Gov. M. Jodi Rell sees improved competition for cable TV business in Connecticut with legislation she has signed, but critics say the new law is a blow to consumers.
Rell signed legislation that establishes regulatory procedures for video service providers to offer cable TV.
The state Department of Public Utility Control last year ruled that AT&T’s video product, which already has installed in nine towns, is a packet of data streamed over a network and is “fundamentally different” from cable TV. The ruling was a blow to cable TV operators who said state regulators freed AT&T from regulations that govern cable TV providers.
Rell said the law will spur competition in the industry and create jobs.
“An injection of healthy competition into this market will benefit consumers in the long run,” she said in a statement. “Competition should result in better service and more reasonable rates, and states that have passed similar bills are measuring the success in thousands of new jobs.”
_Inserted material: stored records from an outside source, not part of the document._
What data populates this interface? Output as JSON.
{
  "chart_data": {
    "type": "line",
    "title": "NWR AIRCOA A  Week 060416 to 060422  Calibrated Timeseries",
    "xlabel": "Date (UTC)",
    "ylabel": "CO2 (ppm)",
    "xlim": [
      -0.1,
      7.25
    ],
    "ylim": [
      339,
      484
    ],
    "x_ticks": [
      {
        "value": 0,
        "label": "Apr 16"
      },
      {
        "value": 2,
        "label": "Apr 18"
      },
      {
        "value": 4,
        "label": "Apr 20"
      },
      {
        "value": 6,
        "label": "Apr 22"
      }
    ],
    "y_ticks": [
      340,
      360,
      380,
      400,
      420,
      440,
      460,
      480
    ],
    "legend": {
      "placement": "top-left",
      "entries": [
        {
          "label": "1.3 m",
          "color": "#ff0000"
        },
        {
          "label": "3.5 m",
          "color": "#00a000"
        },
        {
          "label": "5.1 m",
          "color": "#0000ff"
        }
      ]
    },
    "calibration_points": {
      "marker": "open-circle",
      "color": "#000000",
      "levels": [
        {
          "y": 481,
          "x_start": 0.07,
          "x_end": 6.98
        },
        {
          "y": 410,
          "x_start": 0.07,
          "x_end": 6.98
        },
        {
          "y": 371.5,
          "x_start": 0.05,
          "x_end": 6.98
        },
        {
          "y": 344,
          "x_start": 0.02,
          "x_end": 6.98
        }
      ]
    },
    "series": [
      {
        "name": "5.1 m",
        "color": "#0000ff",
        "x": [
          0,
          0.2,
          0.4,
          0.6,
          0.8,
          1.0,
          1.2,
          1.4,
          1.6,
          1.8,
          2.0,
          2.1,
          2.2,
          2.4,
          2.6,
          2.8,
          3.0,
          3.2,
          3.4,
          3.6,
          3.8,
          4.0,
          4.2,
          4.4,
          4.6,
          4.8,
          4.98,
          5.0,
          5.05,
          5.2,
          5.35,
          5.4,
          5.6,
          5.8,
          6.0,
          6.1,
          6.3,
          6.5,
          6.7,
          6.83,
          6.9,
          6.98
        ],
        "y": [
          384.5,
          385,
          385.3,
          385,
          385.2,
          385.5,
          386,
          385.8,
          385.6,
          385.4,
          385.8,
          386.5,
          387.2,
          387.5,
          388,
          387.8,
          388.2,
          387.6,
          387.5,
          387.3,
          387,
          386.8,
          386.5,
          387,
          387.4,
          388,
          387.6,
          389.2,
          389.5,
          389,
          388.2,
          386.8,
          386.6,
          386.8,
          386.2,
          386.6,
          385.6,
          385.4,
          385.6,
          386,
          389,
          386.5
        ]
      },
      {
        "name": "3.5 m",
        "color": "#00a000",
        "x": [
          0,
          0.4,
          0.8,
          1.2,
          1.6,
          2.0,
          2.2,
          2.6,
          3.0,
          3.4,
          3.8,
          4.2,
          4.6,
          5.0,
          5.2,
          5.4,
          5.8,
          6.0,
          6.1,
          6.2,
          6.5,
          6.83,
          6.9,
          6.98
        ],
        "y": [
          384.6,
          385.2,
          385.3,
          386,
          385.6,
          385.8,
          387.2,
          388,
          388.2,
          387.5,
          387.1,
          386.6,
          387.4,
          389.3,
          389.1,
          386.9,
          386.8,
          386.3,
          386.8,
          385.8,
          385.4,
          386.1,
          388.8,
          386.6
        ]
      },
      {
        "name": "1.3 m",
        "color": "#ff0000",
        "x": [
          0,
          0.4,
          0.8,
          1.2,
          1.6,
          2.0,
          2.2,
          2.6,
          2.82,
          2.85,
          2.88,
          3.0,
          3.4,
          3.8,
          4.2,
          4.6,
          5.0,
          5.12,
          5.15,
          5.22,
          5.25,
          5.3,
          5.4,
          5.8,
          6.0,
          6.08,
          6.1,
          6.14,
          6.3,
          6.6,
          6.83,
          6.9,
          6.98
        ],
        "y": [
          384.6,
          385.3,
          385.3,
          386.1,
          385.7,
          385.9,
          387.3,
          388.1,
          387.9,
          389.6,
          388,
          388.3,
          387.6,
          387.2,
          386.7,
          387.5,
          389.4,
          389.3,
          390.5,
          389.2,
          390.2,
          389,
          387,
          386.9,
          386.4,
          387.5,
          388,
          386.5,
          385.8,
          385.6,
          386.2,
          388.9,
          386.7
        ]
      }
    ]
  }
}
State Attorney General Richard Blumenthal said the law will hurt consumers.
“I am deeply disappointed by this legislation, which exacerbates an already egregious imbalance against consumers in the current cable playing field,” he said in a statement. “It fails to ensure meaningful competition that benefits all consumers as I have long advocated.”
Blumenthal also said it does not establish clear standards for service quality, resolution of billing disputes and other consumer issues that comprise most of the complaints his office receives.
OCC Objects
The state Office of Consumer Counsel, which sued in federal court last year to overturn the decision by state regulators, lobbied against the legislation as it moved through the General Assembly earlier this year.
Cable companies have abided by state law for 30 years and the legislation allows lower expenses to be paid by AT&T, “thus skewing the economics of the market in their favor,” the OCC said in a statement Thursday.
Seth Bloom, a spokesman for AT&T, said the new law does not let AT&T pay lower costs or taxes than those charged to cable TV companies.
“I just don’t get it,” he said of the criticism.
Bill Vallée, principal attorney for the consumer counsel’s office, said a decision is expected soon in the federal lawsuit.
A spokesman for the New England Cable & Telecommunications Association Inc., which battled AT&T, did not immediately return a call seeking comment.
The new law requires video service providers to be certified by the Department of Public Utility Control, the governor’s office said. Video providers also are now subject to most of the service and state tax requirements placed on cable companies, including community access and customer information standards, Rell said.
The law changes little for AT&T, which offers the video product in more than a dozen other states.
“It gives us the certainty we need to keep building and giving consumers a choice,” said John Emra, a spokesman for AT&T.
Following the decision by regulators, AT&T launched its TV service in nine towns in January and offers the service in parts of 20 towns. Its investment in Connecticut over three years will be about $336 million.
AT&T offers several packages of more than 100 channels or more than 400 channels ranging in price from between $44 a month to $129 a month.